This Data Processing Agreement (“Agreement”) is entered into by and between Erudyte, located at [Company Address] (“Controller”), and [Partner/Processor Name], located at [Partner Address] (“Processor”) (collectively, the “Parties”). This Agreement governs the terms under which Processor will process personal data on behalf of Controller, ensuring compliance with applicable data protection laws, including the Family Educational Rights and Privacy Act (FERPA), Children’s Online Privacy Protection Act (COPPA), Protection of Pupil Rights Amendment (PPRA), General Data Protection Regulation (GDPR), and California Consumer Privacy Act (CCPA).

1. Purpose and Scope

This Agreement establishes the framework for Processor’s handling of personal data on behalf of Controller, ensuring data protection and compliance with all relevant laws. Processor agrees to process personal data only as necessary for the specified services and in accordance with Controller’s documented instructions.

2. Definitions

▫️Personal Data: Any information related to an identified or identifiable person, as defined under applicable laws.

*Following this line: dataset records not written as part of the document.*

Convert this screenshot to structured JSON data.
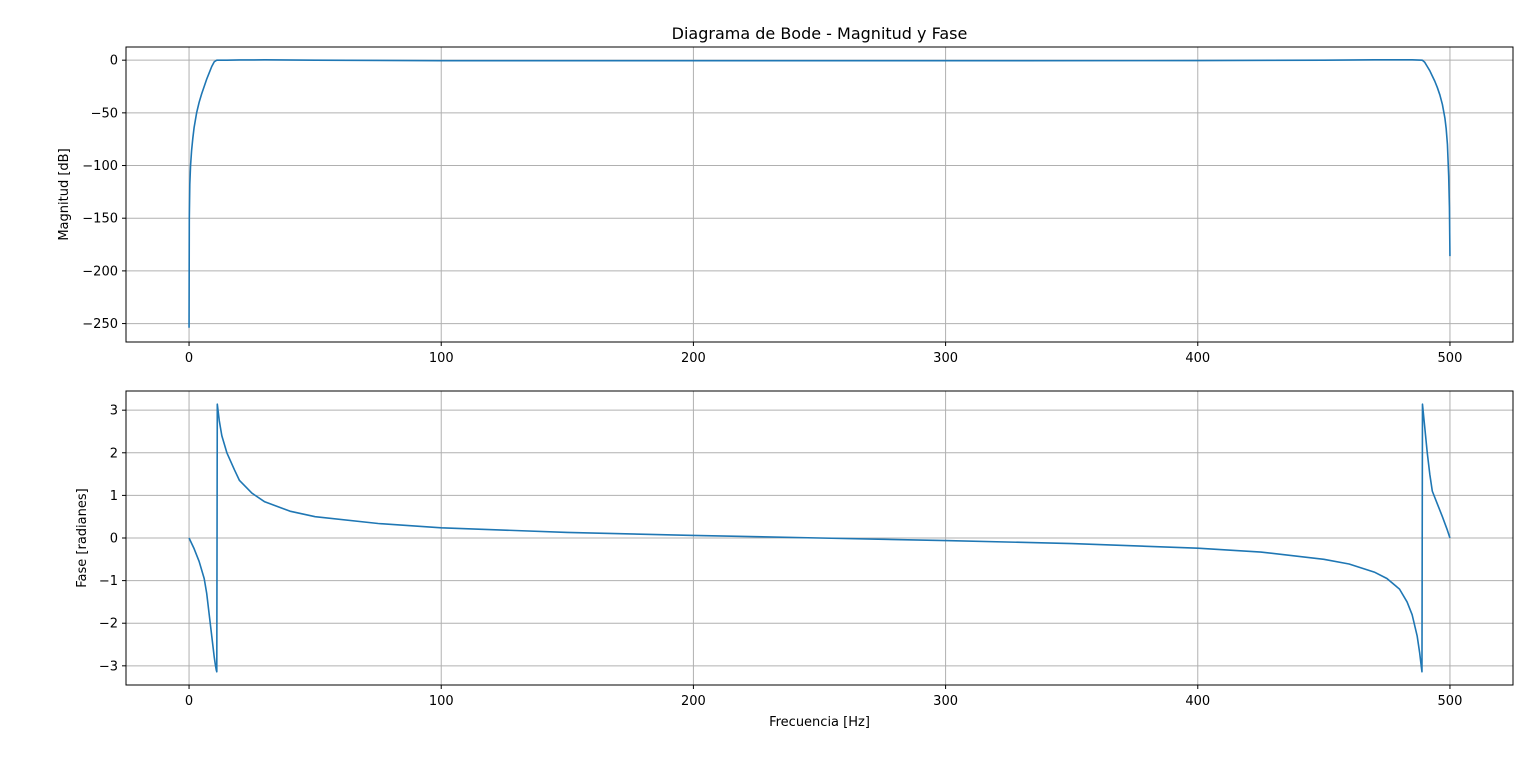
{
  "chart_data": [
    {
      "type": "line",
      "title": "Diagrama de Bode - Magnitud y Fase",
      "xlabel": "",
      "ylabel": "Magnitud [dB]",
      "xlim": [
        -25,
        525
      ],
      "ylim": [
        -267.5,
        12.5
      ],
      "xticks": [
        0,
        100,
        200,
        300,
        400,
        500
      ],
      "xtick_labels": [
        "0",
        "100",
        "200",
        "300",
        "400",
        "500"
      ],
      "yticks": [
        0,
        -50,
        -100,
        -150,
        -200,
        -250
      ],
      "ytick_labels": [
        "0",
        "−50",
        "−100",
        "−150",
        "−200",
        "−250"
      ],
      "grid": true,
      "series": [
        {
          "color": "#1f77b4",
          "x": [
            0,
            0.1,
            0.3,
            0.6,
            1,
            1.5,
            2,
            3,
            4,
            5,
            6,
            7,
            8,
            9,
            10,
            11,
            12,
            15,
            20,
            30,
            50,
            100,
            200,
            250,
            300,
            400,
            450,
            470,
            480,
            485,
            489,
            490,
            491,
            492,
            493,
            494,
            495,
            496,
            497,
            498,
            498.5,
            499,
            499.5,
            499.8,
            500
          ],
          "y": [
            -254,
            -150,
            -118,
            -100,
            -86,
            -74,
            -64,
            -50,
            -40,
            -32,
            -25,
            -18,
            -12,
            -6,
            -1.5,
            0,
            0,
            0,
            0.2,
            0.3,
            0,
            -0.5,
            -0.5,
            -0.5,
            -0.5,
            -0.4,
            0,
            0.3,
            0.3,
            0.3,
            0,
            -2,
            -6,
            -10,
            -15,
            -20,
            -26,
            -33,
            -42,
            -55,
            -65,
            -80,
            -110,
            -140,
            -186
          ]
        }
      ]
    },
    {
      "type": "line",
      "title": "",
      "xlabel": "Frecuencia [Hz]",
      "ylabel": "Fase [radianes]",
      "xlim": [
        -25,
        525
      ],
      "ylim": [
        -3.45,
        3.45
      ],
      "xticks": [
        0,
        100,
        200,
        300,
        400,
        500
      ],
      "xtick_labels": [
        "0",
        "100",
        "200",
        "300",
        "400",
        "500"
      ],
      "yticks": [
        3,
        2,
        1,
        0,
        -1,
        -2,
        -3
      ],
      "ytick_labels": [
        "3",
        "2",
        "1",
        "0",
        "−1",
        "−2",
        "−3"
      ],
      "grid": true,
      "series": [
        {
          "color": "#1f77b4",
          "x": [
            0,
            2,
            4,
            6,
            7,
            8,
            9,
            10,
            10.5,
            10.8,
            11,
            11.2,
            12,
            13,
            15,
            18,
            20,
            25,
            30,
            40,
            50,
            75,
            100,
            150,
            200,
            250,
            300,
            350,
            400,
            425,
            450,
            460,
            470,
            475,
            480,
            483,
            485,
            487,
            488,
            488.7,
            488.9,
            489.1,
            490,
            491,
            492,
            493,
            495,
            497,
            499,
            500
          ],
          "y": [
            0,
            -0.25,
            -0.55,
            -0.95,
            -1.3,
            -1.8,
            -2.3,
            -2.8,
            -3.0,
            -3.1,
            -3.14,
            3.14,
            2.75,
            2.4,
            2.0,
            1.6,
            1.35,
            1.05,
            0.85,
            0.63,
            0.5,
            0.34,
            0.24,
            0.13,
            0.06,
            0.0,
            -0.06,
            -0.13,
            -0.24,
            -0.33,
            -0.5,
            -0.61,
            -0.8,
            -0.95,
            -1.2,
            -1.5,
            -1.8,
            -2.3,
            -2.7,
            -3.05,
            -3.14,
            3.14,
            2.6,
            2.0,
            1.5,
            1.1,
            0.8,
            0.5,
            0.18,
            0
          ]
        }
      ]
    }
  ]
}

▫️Processing: Any operation performed on personal data, including collection, storage, or modification.

▫️Data Subject: An individual whose personal data is processed, including students and minors, as applicable under FERPA, COPPA, PPRA, GDPR, and CCPA.

▫️Sub-Processor: Any third party engaged by Processor to assist with processing personal data on Controller’s behalf.

3. Data Processing Instructions

Processor shall only process personal data as instructed by the Controller and solely for the purposes defined in this Agreement. Processors may not process data beyond the scope of this Agreement without Controller’s explicit written consent.

4. Processor Obligations

Processor agrees to:

▫️Comply with all applicable data protection laws, including FERPA, COPPA, PPRA, GDPR, and CCPA, to safeguard personal data.

▫️Implement appropriate technical and organizational measures to ensure data security.

▫️Ensure that personnel authorized to process personal data are bound by strict confidentiality obligations.

▫️Assist Controller in meeting its obligations to respond to data subjects’ rights under applicable laws.

▫️Promptly notify Controller of any data breach involving personal data and cooperate fully in breach response.

5. Security Measures

Processor shall implement and maintain robust security measures to protect personal data from unauthorized access, loss, or destruction. Measures may include data encryption, secure access controls, and regular testing of security practices to ensure the highest level of data protection.

6. Sub-Processors

Processor may engage Sub-Processors only with Controller’s prior written approval. Processor is responsible for ensuring that Sub-Processors adhere to the same data protection obligations outlined in this Agreement, and Processor assumes liability for any Sub-Processor breaches.

7. Data Breach Notification

Processor must promptly notify Controller in the event of a data breach involving personal data. The notification shall include sufficient details to allow Controller to meet regulatory reporting requirements, and Processor agrees to assist Controller in responding to and mitigating the breach.

8. Data Subject Rights

Processor shall support Controller in responding to any requests from data subjects to exercise their rights under FERPA, COPPA, PPRA, GDPR, and CCPA, including rights to access, rectify, or delete their data. Processor shall not directly respond to data subjects unless explicitly instructed by Controller.

9. Data Transfer

Processor shall not transfer personal data to third countries or international organizations without Controller’s authorization. Where such transfers are permitted, Processor agrees to implement adequate safeguards, including standard contractual clauses, to ensure compliance with applicable laws.

10. Audit and Compliance

Processor shall allow Controller or its authorized auditor to conduct audits or inspections to verify compliance with this Agreement. Processor shall provide necessary documentation and assistance to demonstrate adherence to relevant data protection obligations.

11. Data Retention and Deletion

Processor shall retain personal data only as necessary to fulfill its obligations under this Agreement. Upon termination of the Agreement or at Controller’s request, Processor shall securely delete or return all personal data, unless otherwise required by law.

12. Liability and Indemnity

Processor shall be liable for damages arising from breaches of this Agreement. Processor agrees to indemnify and hold Controller harmless from any claims, damages, losses, or expenses resulting from Processor’s failure to comply with data protection obligations.

13. Governing Law and Jurisdiction

This Agreement is governed by Florida law. Disputes will be resolved through arbitration in Florida, following the American Arbitration Association’s rules.

14. Amendments

Any amendments to this Agreement must be in writing and signed by both Parties. Processor agrees to implement any necessary changes to maintain compliance with evolving data protection regulations.

15. Termination

This Agreement remains effective for the duration of Processor’s service to Controller. Upon termination, Processor agrees to stop all processing of personal data and to follow Controller’s instructions on data return or deletion.

16. Contact Information

For questions regarding this Agreement, please contact us at info[at]erudtion[dot]com.

By entering into this Agreement, both Parties confirm their commitment to high standards of data protection, maintaining compliance with FERPA, COPPA, PPRA, GDPR, CCPA, and other applicable regulations.